India's Public Provident Fund (PPF) scheme continues to be a popular long-term savings vehicle, particularly for those seeking tax advantages. Recent clarifications have addressed common queries regarding PPF accounts opened for minors, specifically concerning contributions from both parents and associated tax deductions.
Under current regulations, parents are permitted to open a PPF account on behalf of their minor child. However, a crucial stipulation dictates that the aggregate contributions made by *both* parents to a minor's PPF account in a single financial year cannot exceed the statutory limit of ₹1.5 lakh. This ceiling encompasses all deposits made into that specific minor's account, irrespective of whether the contributions originate from one parent or are split between both.

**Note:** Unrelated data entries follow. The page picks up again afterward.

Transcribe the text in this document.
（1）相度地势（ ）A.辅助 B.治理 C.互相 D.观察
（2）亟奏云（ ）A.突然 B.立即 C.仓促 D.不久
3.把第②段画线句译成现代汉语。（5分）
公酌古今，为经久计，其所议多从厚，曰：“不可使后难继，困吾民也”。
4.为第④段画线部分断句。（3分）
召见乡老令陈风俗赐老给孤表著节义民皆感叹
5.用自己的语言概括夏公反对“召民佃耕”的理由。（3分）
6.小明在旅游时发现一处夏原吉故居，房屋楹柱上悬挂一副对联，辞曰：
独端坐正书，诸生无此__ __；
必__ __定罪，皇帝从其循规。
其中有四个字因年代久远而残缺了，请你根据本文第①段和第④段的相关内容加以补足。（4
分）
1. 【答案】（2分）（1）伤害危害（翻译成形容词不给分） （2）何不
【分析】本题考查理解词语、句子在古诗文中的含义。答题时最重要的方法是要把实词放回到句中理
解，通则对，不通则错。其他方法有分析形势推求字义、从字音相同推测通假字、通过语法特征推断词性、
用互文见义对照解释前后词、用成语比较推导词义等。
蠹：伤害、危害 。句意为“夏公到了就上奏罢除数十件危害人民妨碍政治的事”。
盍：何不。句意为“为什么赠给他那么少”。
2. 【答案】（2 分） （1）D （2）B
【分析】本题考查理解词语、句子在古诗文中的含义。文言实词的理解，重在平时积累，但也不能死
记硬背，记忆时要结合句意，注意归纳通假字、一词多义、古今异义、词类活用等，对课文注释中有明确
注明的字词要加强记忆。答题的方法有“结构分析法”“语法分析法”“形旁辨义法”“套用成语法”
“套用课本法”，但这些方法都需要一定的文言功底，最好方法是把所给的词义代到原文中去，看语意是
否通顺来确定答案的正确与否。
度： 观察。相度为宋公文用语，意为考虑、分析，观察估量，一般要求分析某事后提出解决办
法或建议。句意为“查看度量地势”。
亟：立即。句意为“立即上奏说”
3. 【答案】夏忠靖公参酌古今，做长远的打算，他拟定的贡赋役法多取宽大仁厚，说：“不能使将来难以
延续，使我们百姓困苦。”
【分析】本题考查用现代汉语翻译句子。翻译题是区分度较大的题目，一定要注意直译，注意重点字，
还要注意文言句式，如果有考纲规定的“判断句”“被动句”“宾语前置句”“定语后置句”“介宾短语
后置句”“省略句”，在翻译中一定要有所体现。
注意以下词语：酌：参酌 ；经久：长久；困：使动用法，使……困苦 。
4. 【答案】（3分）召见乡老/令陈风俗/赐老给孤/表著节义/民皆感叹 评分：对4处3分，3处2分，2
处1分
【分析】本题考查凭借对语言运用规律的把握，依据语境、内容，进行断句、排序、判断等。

The primary economic implication here revolves around tax planning. While each parent might individually qualify for tax deductions under Section 80C of the Income Tax Act, the combined benefit derived from contributions to a minor's PPF account is capped at the ₹1.5 lakh limit. This means that even if parents collectively contribute more than this amount to the minor's account, only ₹1.5 lakh will be eligible for the 80C deduction in total for that account. This mechanism prevents a potential loophole where multiple individuals could disproportionately leverage a single minor's account for amplified tax benefits.
From a savings perspective, the PPF remains attractive due to its EEE (Exempt-Exempt-Exempt) tax status, where contributions, interest earned, and maturity proceeds are all tax-exempt. This, combined with a government-backed interest rate, positions PPF as a relatively low-risk, high-security investment option for long-term wealth creation, especially for child education or other future needs. However, the clarified contribution limits underscore the importance for families to meticulously plan their Section 80C investments to maximize their tax-efficient savings within the stipulated framework.
Analyst's Take
While seemingly a minor clarification, this reinforces the government's approach to cap individual tax arbitrage avenues, pushing wealth accumulation into broader, non-earmarked instruments. This could subtly redirect excess parental savings into other market-linked vehicles, potentially increasing demand for diversified equity or debt funds over time, rather than solely relying on fixed-income, government-backed schemes for tax-efficient child savings.